Monthly Archives: December 2016

Colin O’Brien and Chats Palace

One day in the early 2000’s I was listening to the tale of Magnum’s discovery of the great Chilean photographer Sergio Larrain from a Hackney photo activist and raconteur. I asked if it was possible that any other significant talents or bodies of work from the mid-20th century remained unknown or overlooked? “Highly unlikely in this day and age” came back the reply.

Well since then there has been the unexpected publishing story of the work of Vivian Maier to name but one. I would also suggest that the late recognition of Colin O’Brien, culminating in the summer of 2015 when his book ‘London Life’ was Amazon’s bestseller in photography is another life to celebrate.

I came across Colin and his work a couple of months after the above conversation. Walking along the chilly London South Bank in December 2006 I spotted a huge black and white print of a Morrissey concert in the Oxo Tower Gallery. Once inside the walls were packed with strong classic black and white images of mainly working class life from London and beyond, portrayed in a straightforward and dignified humanist style. Colin was on hand to chat about his work and offered a portfolio of extra prints where I first saw ‘Lady in a summer dress Chatsworth Road 1980’s’. Benjamin the Chemist plus landmark clock and Percy Ingle the baker were all present and correct in the background. I had walked down that street for 20 years. This was by far the best picture I had seen that summed up the atmosphere of unexpected and quiet beauty that pervaded the relative urban backwater of Homerton and Clapton in those days.

Almost exactly a year on in the late autumn of 2007 Colin installed his exhibition ‘Five decades of East London Photography’ around the downstairs corridor and bar area of Chats Palace. He was delighted that I couldn’t spot which of the prints that he presented in monochrome had actually been printed from colour negatives. (A tough challenge to successfully pull off in a darkroom).

Three large images of the Clerkenwell/Farringdon Road junction were placed above the bar.
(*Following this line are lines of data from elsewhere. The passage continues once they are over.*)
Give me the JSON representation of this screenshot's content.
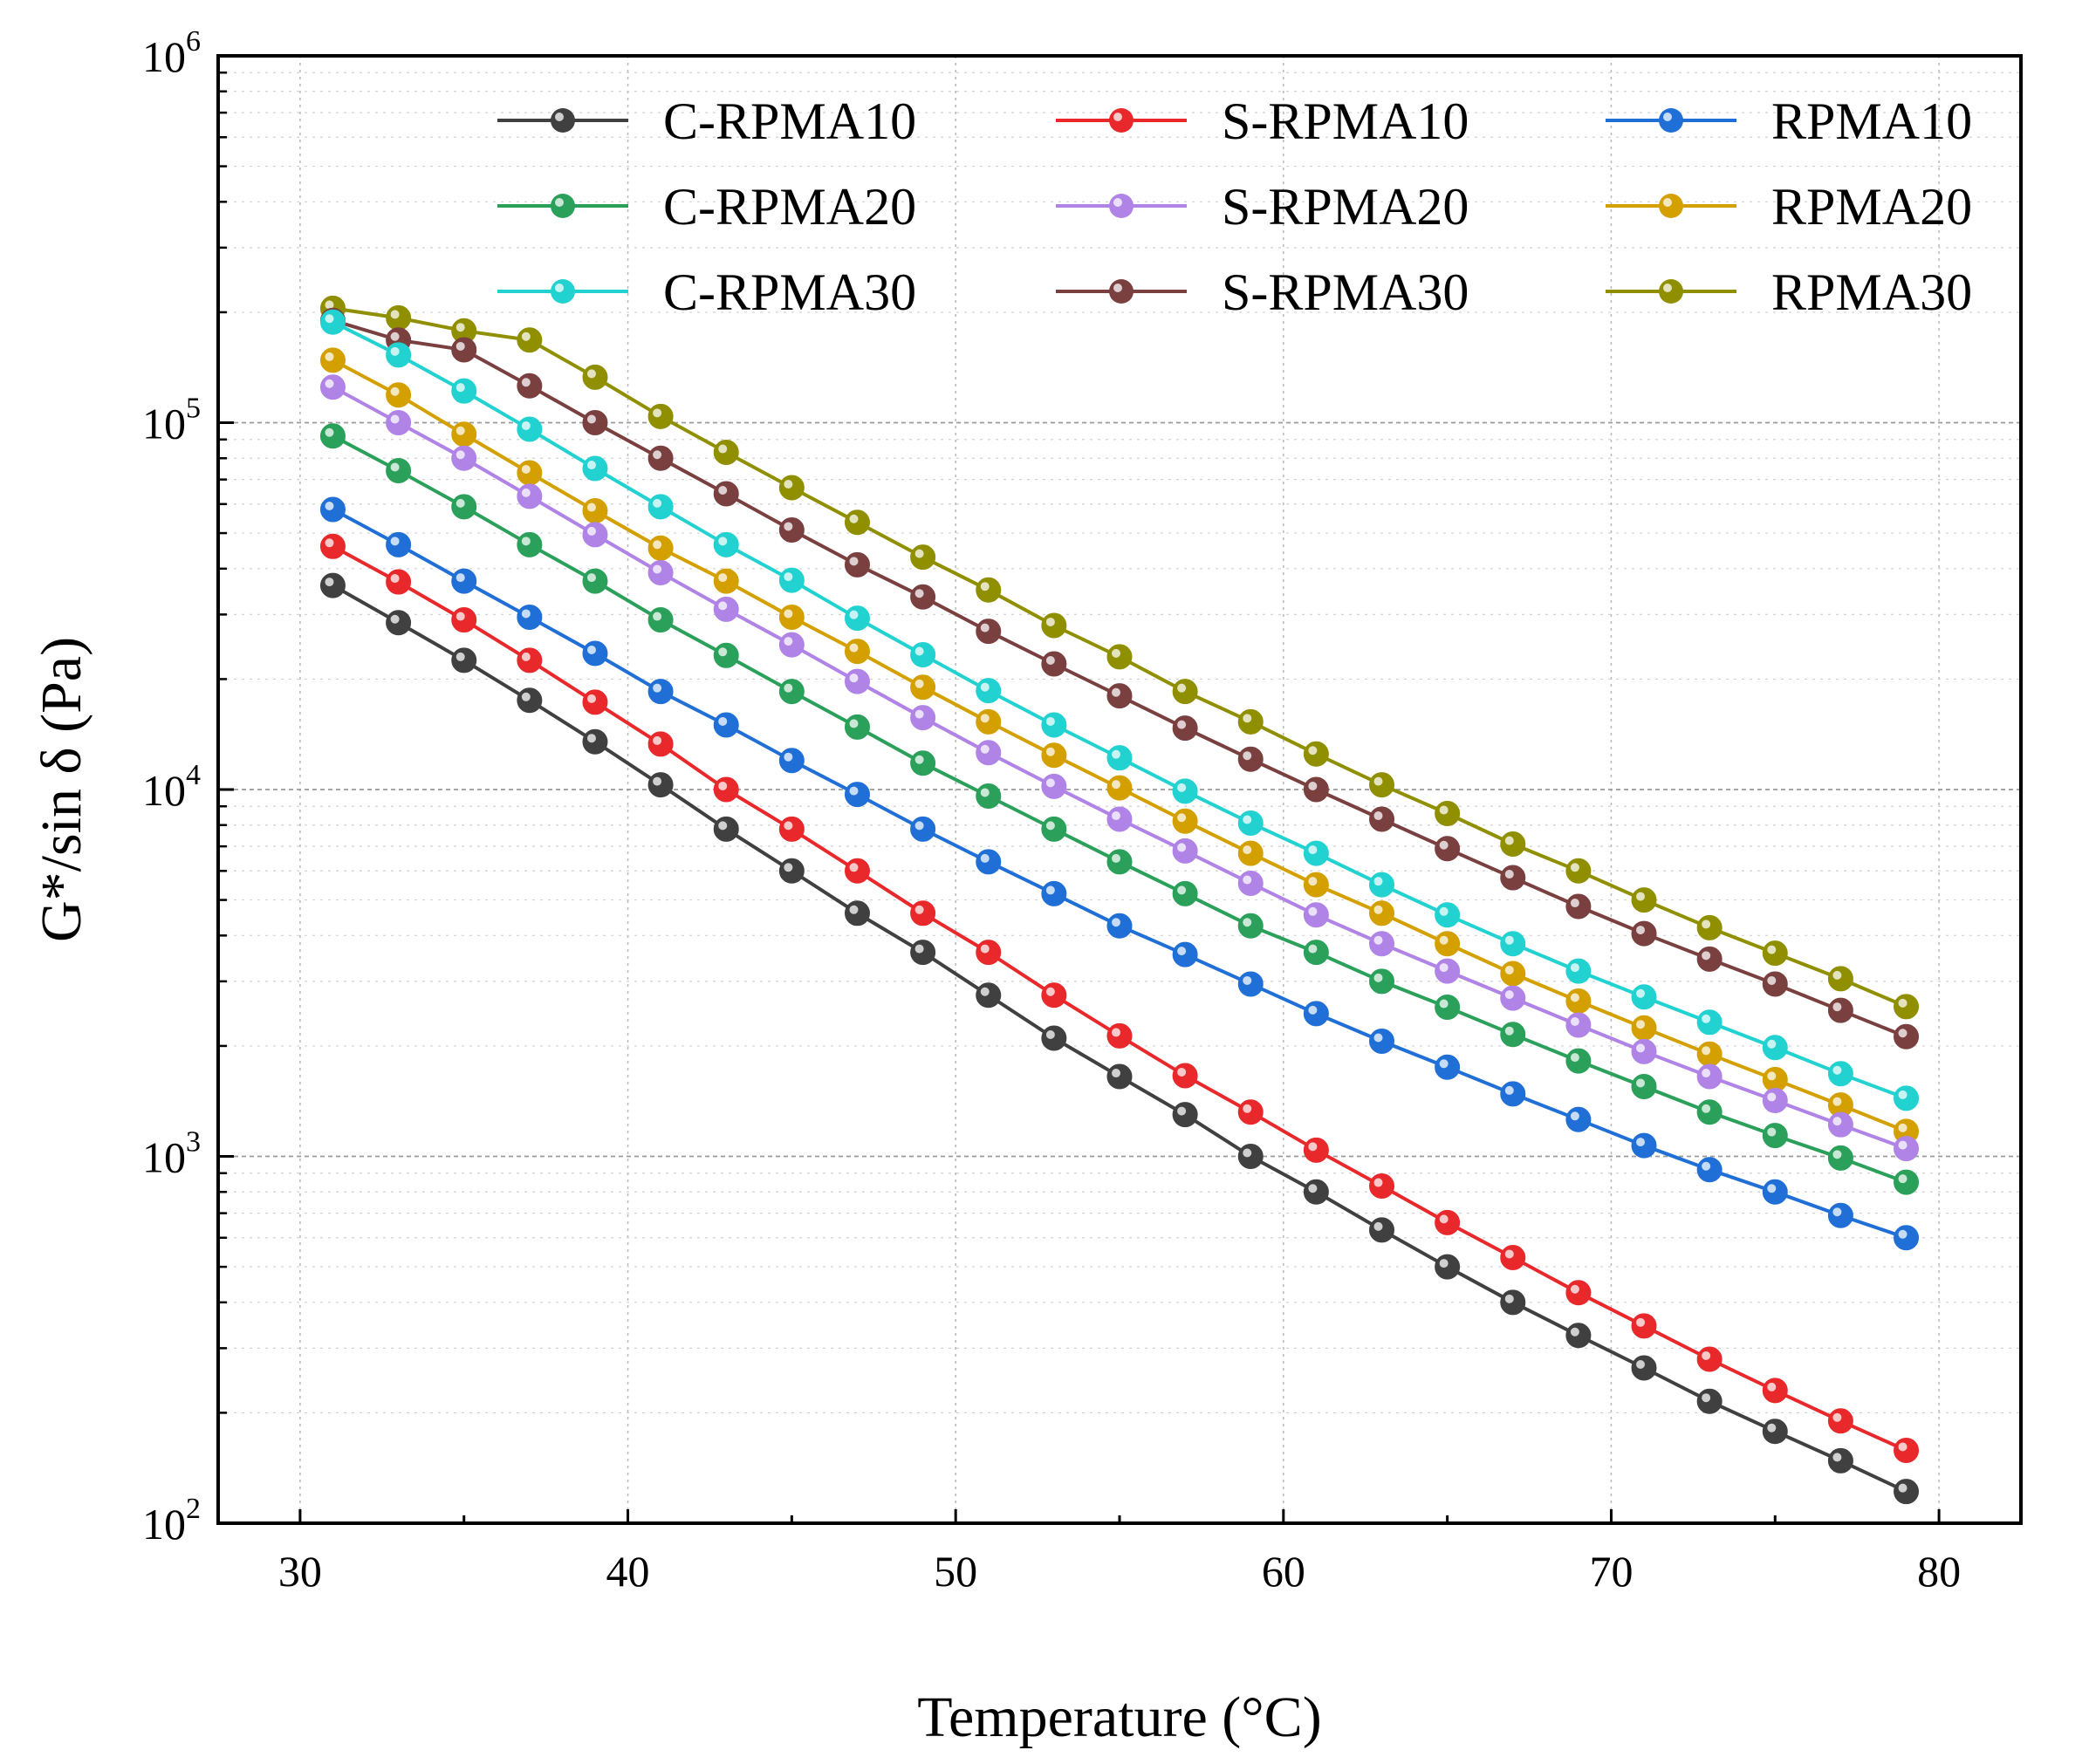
{
  "chart_data": {
    "type": "line",
    "xlabel": "Temperature (°C)",
    "ylabel": "G*/sin δ (Pa)",
    "xlim": [
      27.5,
      82.5
    ],
    "ylim": [
      100,
      1000000
    ],
    "yscale": "log",
    "grid": true,
    "legend_position": "top-right",
    "x_ticks": [
      "30",
      "40",
      "50",
      "60",
      "70",
      "80"
    ],
    "y_ticks": [
      {
        "base": "10",
        "exp": "2"
      },
      {
        "base": "10",
        "exp": "3"
      },
      {
        "base": "10",
        "exp": "4"
      },
      {
        "base": "10",
        "exp": "5"
      },
      {
        "base": "10",
        "exp": "6"
      }
    ],
    "x": [
      31,
      33,
      35,
      37,
      39,
      41,
      43,
      45,
      47,
      49,
      51,
      53,
      55,
      57,
      59,
      61,
      63,
      65,
      67,
      69,
      71,
      73,
      75,
      77,
      79
    ],
    "series": [
      {
        "name": "C-RPMA10",
        "color": "#404040",
        "values": [
          36000,
          28500,
          22500,
          17500,
          13500,
          10300,
          7800,
          6000,
          4600,
          3600,
          2750,
          2100,
          1650,
          1300,
          1000,
          800,
          630,
          500,
          400,
          325,
          265,
          215,
          178,
          148,
          122
        ]
      },
      {
        "name": "S-RPMA10",
        "color": "#e8282b",
        "values": [
          46000,
          36800,
          29000,
          22500,
          17300,
          13300,
          10000,
          7800,
          6000,
          4600,
          3600,
          2750,
          2130,
          1660,
          1320,
          1040,
          830,
          660,
          530,
          425,
          345,
          280,
          230,
          190,
          158
        ]
      },
      {
        "name": "RPMA10",
        "color": "#1f6fd6",
        "values": [
          58000,
          46500,
          37000,
          29500,
          23500,
          18500,
          15000,
          12000,
          9700,
          7800,
          6350,
          5200,
          4250,
          3550,
          2950,
          2450,
          2060,
          1750,
          1480,
          1260,
          1070,
          920,
          800,
          690,
          600
        ]
      },
      {
        "name": "C-RPMA20",
        "color": "#2aa05a",
        "values": [
          92000,
          74000,
          59000,
          46500,
          37000,
          29000,
          23200,
          18500,
          14800,
          11800,
          9600,
          7800,
          6350,
          5200,
          4250,
          3600,
          3000,
          2550,
          2150,
          1820,
          1550,
          1320,
          1140,
          990,
          850
        ]
      },
      {
        "name": "S-RPMA20",
        "color": "#b083e6",
        "values": [
          125000,
          100000,
          80000,
          63000,
          49500,
          39000,
          31000,
          24800,
          19700,
          15700,
          12600,
          10200,
          8300,
          6800,
          5550,
          4550,
          3800,
          3200,
          2700,
          2280,
          1930,
          1650,
          1420,
          1220,
          1050
        ]
      },
      {
        "name": "RPMA20",
        "color": "#d4a000",
        "values": [
          148000,
          119000,
          93000,
          73000,
          57500,
          45500,
          37000,
          29500,
          23800,
          19000,
          15300,
          12400,
          10100,
          8200,
          6700,
          5500,
          4600,
          3800,
          3150,
          2650,
          2240,
          1900,
          1620,
          1380,
          1170
        ]
      },
      {
        "name": "C-RPMA30",
        "color": "#22d2d0",
        "values": [
          188000,
          153000,
          122000,
          96000,
          75000,
          59000,
          46500,
          37200,
          29300,
          23300,
          18600,
          15000,
          12200,
          9900,
          8100,
          6700,
          5500,
          4550,
          3800,
          3200,
          2720,
          2320,
          1980,
          1680,
          1440
        ]
      },
      {
        "name": "S-RPMA30",
        "color": "#7a4040",
        "values": [
          190000,
          168000,
          158000,
          126000,
          100000,
          80000,
          64000,
          51000,
          41000,
          33500,
          27000,
          22000,
          18000,
          14700,
          12100,
          10000,
          8300,
          6900,
          5750,
          4800,
          4050,
          3450,
          2950,
          2500,
          2120
        ]
      },
      {
        "name": "RPMA30",
        "color": "#8f8f00",
        "values": [
          205000,
          193000,
          178000,
          168000,
          133000,
          104000,
          83000,
          66500,
          53500,
          43000,
          35000,
          28000,
          23000,
          18500,
          15300,
          12500,
          10300,
          8600,
          7100,
          6000,
          5000,
          4200,
          3580,
          3050,
          2560
        ]
      }
    ]
  }
}
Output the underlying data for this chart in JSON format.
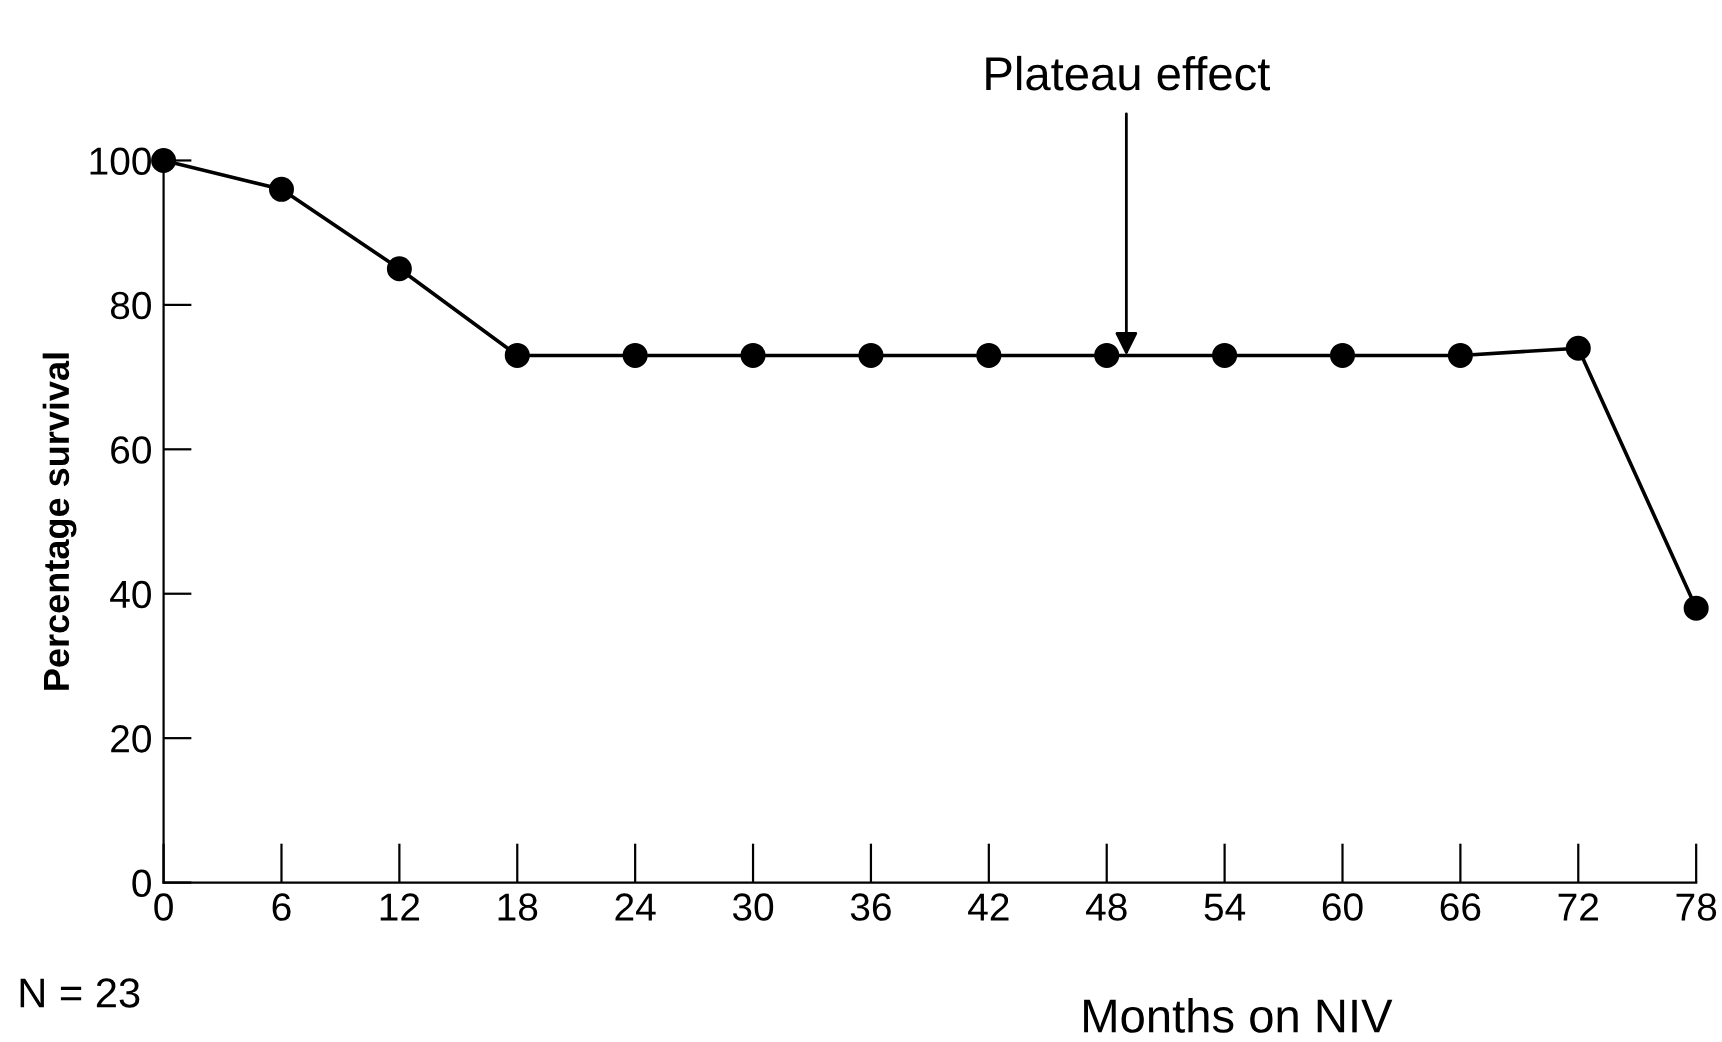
{
  "chart_data": {
    "type": "line",
    "xlabel": "Months on NIV",
    "ylabel": "Percentage survival",
    "x": [
      0,
      6,
      12,
      18,
      24,
      30,
      36,
      42,
      48,
      54,
      60,
      66,
      72,
      78
    ],
    "series": [
      {
        "color": "#000000",
        "values": [
          100,
          96,
          85,
          73,
          73,
          73,
          73,
          73,
          73,
          73,
          73,
          73,
          74,
          38
        ]
      }
    ],
    "xlim": [
      0,
      78
    ],
    "ylim": [
      0,
      100
    ],
    "xticks": [
      0,
      6,
      12,
      18,
      24,
      30,
      36,
      42,
      48,
      54,
      60,
      66,
      72,
      78
    ],
    "yticks": [
      0,
      20,
      40,
      60,
      80,
      100
    ],
    "marker": "circle",
    "line_style": "solid",
    "grid": false,
    "legend": false,
    "annotations": [
      {
        "text": "Plateau effect",
        "x": 49,
        "y": 73
      },
      "N = 23"
    ]
  }
}
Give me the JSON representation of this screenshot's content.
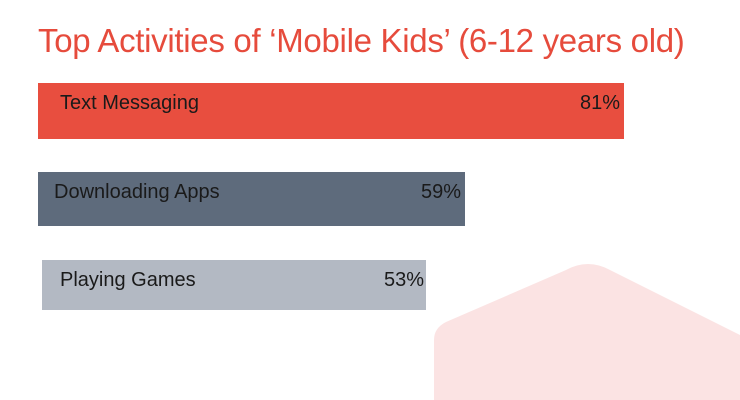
{
  "chart_data": {
    "type": "bar",
    "orientation": "horizontal",
    "title": "Top Activities of ‘Mobile Kids’ (6-12 years old)",
    "categories": [
      "Text Messaging",
      "Downloading Apps",
      "Playing Games"
    ],
    "values": [
      81,
      59,
      53
    ],
    "value_labels": [
      "81%",
      "59%",
      "53%"
    ],
    "unit": "%",
    "grid": false,
    "colors": {
      "title": "#e64b3c",
      "bars": [
        "#e84e3f",
        "#5e6b7c",
        "#b3b9c3"
      ],
      "background_shape": "#fbe3e3"
    }
  }
}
The alcove walls were similarly adorned with big prints, “Comings and goings in Club Row/Brick Lane 1986” and groupings of children from the series “London Fields travellers kids”. The bar pictures were so popular that Colin agreed to leave them in place for a couple of years after the official exhibition closed. Copies of his images became popular leaving presents for Chats Palace Board and Staff members, to the extent that workers joked of dreading being asked which their ‘favourite O’Brien’ might be. Colin found this quite funny. My personal choice was always “Snow scene New Year’s Eve Clerkenwell 1962” with the isolated single figure crossing the deserted street, composed from an elevated position and constructed with strong diagonals.

Three years later Colin was back at Chats Palace with a new group of pictures, this time of Chatsworth Road. “The last of the real high streets” was a joint project with Clapton writer Jane Eggington and comprised of a series of classic environmental portraits of small business shopkeepers from all over the world. Colin created the work on a digital SLR and grappled with his own digital colour management and printout for the first time. Meanwhile Jane produced a series of poignant pen pictures and anecdotal references to further our understanding of the hard slog contribution of these local businesses during a difficult economic era. Once again the exhibition was extremely popular not least amongst the hundreds of newer residents of Homerton and Clapton who found a sense of orientation of place amongst these photo stories.

Colin once mentioned that he had always wanted to exhibit at The Victoria and Albert Museum and in a way he did get to do that when he worked alongside photographer Asya Gefter and I on a schools based outreach project for The Museum of Childhood in 2011. ‘Playing In and Out’ looked at kids play over the decades and Colin got to show a large selection of his archive in a grid formation in the new front extention to the Museum as well as giving a lively interview session with a class of children from a Tower Hamlets Primary school .

In 2015 Colin became a trustee of Chats Palace and this year a small exhibition of his work was installed in the recently refurbished Blue Room on the first floor of Chats Palace where it will stay for the foreseeable future. As with all his work it shows the working class of London in all its multifarious ethnic and cultural, working and non-working forms. Inquisitive, confident and outward looking. A timely and timeless corrective for the caricatures of 2016. Thank you Colin.